- 6 boneless skinless chicken breast halves (5 ounces each)
- 1 cup chicken broth, divided
- 1/4 cup lemon juice
- 3 tablespoons Dijon mustard
- 3 garlic cloves, minced
- 2 tablespoons butter, melted
- 1/4 teaspoon dried rosemary, crushed
- 3 tablespoons cornstarch
- Hot cooked rice
- 1/2 cup slivered almonds, toasted
- 3 tablespoons minced fresh parsley
- Place chicken in a 3-qt. slow cooker. In a small bowl, combine 3/4 cup broth, lemon juice, mustard, garlic, butter and rosemary; pour over chicken. Cover and cook on low for 4-5 hours or until a meat thermometer reads 170°. Remove chicken; keep warm.

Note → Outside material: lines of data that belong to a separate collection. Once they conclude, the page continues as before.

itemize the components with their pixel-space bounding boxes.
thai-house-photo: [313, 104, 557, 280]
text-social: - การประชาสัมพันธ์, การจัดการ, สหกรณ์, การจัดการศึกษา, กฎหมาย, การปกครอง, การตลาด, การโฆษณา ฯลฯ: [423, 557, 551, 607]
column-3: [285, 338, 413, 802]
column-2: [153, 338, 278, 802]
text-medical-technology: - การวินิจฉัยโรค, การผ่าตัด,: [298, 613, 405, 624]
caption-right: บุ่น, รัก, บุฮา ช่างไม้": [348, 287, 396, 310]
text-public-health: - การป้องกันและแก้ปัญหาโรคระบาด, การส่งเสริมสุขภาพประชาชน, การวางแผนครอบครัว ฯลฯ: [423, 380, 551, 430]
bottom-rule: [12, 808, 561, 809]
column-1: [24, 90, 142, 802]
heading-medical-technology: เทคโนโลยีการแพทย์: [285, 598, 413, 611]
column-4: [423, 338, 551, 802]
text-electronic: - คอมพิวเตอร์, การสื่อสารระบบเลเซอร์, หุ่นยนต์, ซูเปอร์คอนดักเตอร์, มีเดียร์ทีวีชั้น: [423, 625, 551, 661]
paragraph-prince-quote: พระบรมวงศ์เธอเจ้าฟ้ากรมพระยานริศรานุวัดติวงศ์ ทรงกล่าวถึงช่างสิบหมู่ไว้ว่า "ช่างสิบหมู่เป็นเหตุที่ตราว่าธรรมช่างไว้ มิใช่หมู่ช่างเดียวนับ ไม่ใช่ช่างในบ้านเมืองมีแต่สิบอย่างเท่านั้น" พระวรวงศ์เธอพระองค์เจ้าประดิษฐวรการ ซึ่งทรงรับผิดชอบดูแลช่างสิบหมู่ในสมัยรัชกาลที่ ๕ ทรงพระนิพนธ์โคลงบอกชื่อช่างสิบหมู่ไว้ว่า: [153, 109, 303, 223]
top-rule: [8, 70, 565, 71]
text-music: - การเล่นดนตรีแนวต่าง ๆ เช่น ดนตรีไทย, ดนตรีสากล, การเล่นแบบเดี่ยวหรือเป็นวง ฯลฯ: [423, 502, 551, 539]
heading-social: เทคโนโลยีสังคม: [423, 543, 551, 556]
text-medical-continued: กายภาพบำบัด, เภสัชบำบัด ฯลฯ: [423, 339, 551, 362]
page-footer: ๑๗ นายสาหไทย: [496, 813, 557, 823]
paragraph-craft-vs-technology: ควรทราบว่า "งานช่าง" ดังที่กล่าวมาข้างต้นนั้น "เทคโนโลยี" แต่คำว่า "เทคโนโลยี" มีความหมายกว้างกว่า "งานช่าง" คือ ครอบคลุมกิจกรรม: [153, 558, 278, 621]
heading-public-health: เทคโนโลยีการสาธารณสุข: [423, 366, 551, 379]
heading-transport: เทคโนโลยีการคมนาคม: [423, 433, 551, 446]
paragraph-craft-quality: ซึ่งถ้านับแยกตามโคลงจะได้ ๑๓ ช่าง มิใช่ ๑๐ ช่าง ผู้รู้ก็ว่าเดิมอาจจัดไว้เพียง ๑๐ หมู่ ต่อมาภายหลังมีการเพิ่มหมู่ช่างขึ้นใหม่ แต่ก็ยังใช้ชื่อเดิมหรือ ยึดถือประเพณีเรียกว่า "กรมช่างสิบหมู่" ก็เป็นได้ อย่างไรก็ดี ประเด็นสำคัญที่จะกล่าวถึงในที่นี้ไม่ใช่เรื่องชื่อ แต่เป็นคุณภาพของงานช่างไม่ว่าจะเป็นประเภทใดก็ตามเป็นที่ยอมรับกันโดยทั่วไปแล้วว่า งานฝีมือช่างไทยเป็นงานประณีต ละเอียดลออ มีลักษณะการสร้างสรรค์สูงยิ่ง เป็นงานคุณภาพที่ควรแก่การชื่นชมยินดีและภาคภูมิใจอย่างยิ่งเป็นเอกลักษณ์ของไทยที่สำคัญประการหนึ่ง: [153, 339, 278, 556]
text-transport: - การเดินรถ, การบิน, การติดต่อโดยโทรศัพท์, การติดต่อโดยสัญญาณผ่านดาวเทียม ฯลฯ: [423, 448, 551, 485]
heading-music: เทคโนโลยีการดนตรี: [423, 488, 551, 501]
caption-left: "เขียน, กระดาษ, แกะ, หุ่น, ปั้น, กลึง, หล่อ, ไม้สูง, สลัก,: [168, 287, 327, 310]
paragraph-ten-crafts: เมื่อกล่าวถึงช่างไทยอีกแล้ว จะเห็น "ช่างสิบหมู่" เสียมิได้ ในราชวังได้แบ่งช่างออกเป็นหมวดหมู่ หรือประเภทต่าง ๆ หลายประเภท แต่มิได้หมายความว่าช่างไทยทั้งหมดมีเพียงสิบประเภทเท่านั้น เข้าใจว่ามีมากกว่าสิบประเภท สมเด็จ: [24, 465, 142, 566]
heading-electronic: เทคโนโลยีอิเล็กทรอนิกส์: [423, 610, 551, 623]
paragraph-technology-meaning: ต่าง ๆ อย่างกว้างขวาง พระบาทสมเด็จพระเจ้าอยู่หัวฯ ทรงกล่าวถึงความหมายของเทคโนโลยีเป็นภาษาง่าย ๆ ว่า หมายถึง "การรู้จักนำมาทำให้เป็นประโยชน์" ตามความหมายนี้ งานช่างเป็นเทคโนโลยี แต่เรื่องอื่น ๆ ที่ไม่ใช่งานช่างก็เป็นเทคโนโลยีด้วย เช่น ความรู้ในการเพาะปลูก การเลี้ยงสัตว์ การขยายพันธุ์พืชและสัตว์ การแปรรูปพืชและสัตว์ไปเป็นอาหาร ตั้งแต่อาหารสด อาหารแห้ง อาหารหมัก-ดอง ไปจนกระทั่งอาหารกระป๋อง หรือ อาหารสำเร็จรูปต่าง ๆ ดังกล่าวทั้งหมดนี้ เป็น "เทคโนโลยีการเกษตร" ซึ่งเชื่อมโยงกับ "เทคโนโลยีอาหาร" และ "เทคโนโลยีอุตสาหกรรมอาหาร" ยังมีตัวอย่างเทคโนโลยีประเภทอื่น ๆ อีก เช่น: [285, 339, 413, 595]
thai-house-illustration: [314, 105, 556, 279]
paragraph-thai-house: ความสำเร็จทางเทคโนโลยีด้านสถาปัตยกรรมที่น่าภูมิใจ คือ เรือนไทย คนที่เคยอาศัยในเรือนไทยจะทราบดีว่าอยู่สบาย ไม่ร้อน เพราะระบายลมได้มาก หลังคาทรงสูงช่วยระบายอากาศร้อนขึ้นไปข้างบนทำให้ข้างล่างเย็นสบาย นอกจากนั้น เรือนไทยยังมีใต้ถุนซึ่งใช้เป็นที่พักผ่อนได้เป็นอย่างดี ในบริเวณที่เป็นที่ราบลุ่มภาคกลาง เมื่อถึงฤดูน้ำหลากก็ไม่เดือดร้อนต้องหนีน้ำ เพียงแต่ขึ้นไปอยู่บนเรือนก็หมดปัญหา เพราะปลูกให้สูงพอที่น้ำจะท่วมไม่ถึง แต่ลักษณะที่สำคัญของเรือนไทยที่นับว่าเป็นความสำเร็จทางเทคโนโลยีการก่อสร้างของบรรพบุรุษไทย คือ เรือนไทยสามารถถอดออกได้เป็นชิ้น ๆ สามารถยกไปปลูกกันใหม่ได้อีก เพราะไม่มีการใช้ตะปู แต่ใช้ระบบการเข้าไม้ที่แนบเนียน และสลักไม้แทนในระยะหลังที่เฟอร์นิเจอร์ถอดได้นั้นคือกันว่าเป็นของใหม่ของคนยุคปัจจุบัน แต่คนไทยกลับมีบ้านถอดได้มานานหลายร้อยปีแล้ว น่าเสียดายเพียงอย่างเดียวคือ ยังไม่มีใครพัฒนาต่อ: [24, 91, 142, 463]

- Skim fat from cooking juices; transfer to a small saucepan. Bring liquid to a boil. Combine cornstarch and remaining broth until smooth. Gradually stir into the pan. Bring to a boil; cook and stir for 2 minutes or until thickened.
- Serve chicken with rice and sauce. Sprinkle with almonds and parsley. Yield: 6 servings.
Full-Bodied White Wine
Enjoy this recipe with a full-bodied white wine such as Chardonnay or Viognier.
Reviews for Lemon Chicken Breasts
"Very tasty and easy recipe. My whole family loved it. Even the picky 7 gear old. We will be making this again."
"Quick and easy."
"A bit too much lemon, perhaps 1/8 a cup. Good meal!!"